Iwan menilai sikap penyidik menolak laporannya sebagai bentuk ketidakadilan. Sehingga, dia berencana melayangkan laporan ini ke Mabes Polri.
"Kita harus terus cari keadilan. Kalau di sini tidak, ya kita akan laporkan ke Mabes Polri," katanya.
Berkaitan dengan itu, Iwan juga mengklaim telah memiliki bukti kuat terkait dugaan kolusi dan nepotisme ini. Bahkan, kata dia, Luhut dan Erick Thohir selaku pihak terlapor juga telah mengakui keterlibatannya dalam proyek bisnis PCR.
"Bapak Luhut itu sudah akui bahwa perusahaan dia memiliki saham di PT GSI. Selaku penyelenggara negara di situ ada unsur nepotisme, kolusi bahwa PT GSI dapat proyek tes PCR. Hal sama juga Bapak Erick kalau Yayasan Adaro di mana kakak kandungnya itu juga dapat proyek pengadaan tes PCR," bebernya.

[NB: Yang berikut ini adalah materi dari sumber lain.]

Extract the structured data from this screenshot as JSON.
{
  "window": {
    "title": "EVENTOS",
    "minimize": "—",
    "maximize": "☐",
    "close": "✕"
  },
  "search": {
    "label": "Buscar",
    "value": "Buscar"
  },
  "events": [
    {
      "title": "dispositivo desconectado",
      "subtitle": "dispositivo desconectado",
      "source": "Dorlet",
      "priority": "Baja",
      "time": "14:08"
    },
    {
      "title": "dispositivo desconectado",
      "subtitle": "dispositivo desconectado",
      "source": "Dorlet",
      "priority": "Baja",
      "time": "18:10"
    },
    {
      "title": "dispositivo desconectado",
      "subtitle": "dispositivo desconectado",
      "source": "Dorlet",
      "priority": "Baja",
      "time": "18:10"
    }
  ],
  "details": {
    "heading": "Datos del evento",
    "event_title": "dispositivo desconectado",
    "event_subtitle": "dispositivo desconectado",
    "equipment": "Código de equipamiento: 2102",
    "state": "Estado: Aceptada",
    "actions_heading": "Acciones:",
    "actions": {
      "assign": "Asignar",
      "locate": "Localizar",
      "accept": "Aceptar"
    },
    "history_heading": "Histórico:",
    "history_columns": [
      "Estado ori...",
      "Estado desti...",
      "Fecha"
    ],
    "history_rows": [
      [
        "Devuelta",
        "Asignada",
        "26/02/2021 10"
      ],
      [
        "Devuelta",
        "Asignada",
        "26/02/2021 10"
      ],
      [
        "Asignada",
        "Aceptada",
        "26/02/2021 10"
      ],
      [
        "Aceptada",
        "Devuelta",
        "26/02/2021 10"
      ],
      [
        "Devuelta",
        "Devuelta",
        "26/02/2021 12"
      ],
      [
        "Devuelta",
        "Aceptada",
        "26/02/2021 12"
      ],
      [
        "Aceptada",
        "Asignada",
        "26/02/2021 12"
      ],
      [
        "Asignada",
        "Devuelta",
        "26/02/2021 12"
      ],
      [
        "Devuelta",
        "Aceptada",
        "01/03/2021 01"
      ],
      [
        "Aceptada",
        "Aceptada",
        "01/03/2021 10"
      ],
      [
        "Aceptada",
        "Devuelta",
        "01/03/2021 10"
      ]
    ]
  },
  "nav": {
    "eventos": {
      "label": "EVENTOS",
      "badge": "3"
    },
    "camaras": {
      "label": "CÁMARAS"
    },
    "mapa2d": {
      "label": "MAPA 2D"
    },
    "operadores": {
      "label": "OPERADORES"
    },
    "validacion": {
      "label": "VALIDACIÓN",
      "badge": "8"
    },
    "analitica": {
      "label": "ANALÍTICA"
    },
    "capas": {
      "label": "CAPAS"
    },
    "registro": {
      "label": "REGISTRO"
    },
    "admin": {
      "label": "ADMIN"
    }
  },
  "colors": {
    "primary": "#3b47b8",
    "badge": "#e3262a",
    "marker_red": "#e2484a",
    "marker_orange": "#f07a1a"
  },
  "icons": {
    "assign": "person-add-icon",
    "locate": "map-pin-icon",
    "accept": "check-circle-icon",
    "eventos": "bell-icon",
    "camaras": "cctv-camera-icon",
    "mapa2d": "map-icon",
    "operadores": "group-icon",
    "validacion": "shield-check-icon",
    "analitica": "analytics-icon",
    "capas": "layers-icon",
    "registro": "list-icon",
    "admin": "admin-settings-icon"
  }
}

Dugaan Terlibat Bisnis PCR
Mantan Direktur Publikasi dan Pendidikan Publik Yayasan Lembaga Bantuan Hukum Indonesia (YLBHI), Agustinus Edy Kristianto sebelumnya mengungkapkan sejumlah nama menteri yang disebut terafiliasi dengan bisnis tes Covid-19 baik PCR maupun antigen.
Melalui akun Facebook pribadinya, Edy menyebut beberapa nama yakni, Luhut dan Erick Thohir. Kedua menteri ini diduga terlibat dalam pendirian perusahaan penyedia jasa tes Covid-19, PT Genomik Solidaritas Indonesia (GSI).
Edy menjabarkan, PT GSI lahir dari PT Toba Bumi Energi dan PT Toba Sejahtra, anak PT TBS Energi Utama Tbk (TOBA) yang sebagian kecil sahamnya dimiliki oleh Luhut.
Selain itu, PT GSI juga dilahirkan oleh PT Yayasan Adaro Bangun Negeri yang berkaitan dengan PT Adaro Energy Tbk (ADRO), 6,18 persen sahamnya dimiliki Boy Thohir yang tak lain adalah saudara dari Erick Thohir.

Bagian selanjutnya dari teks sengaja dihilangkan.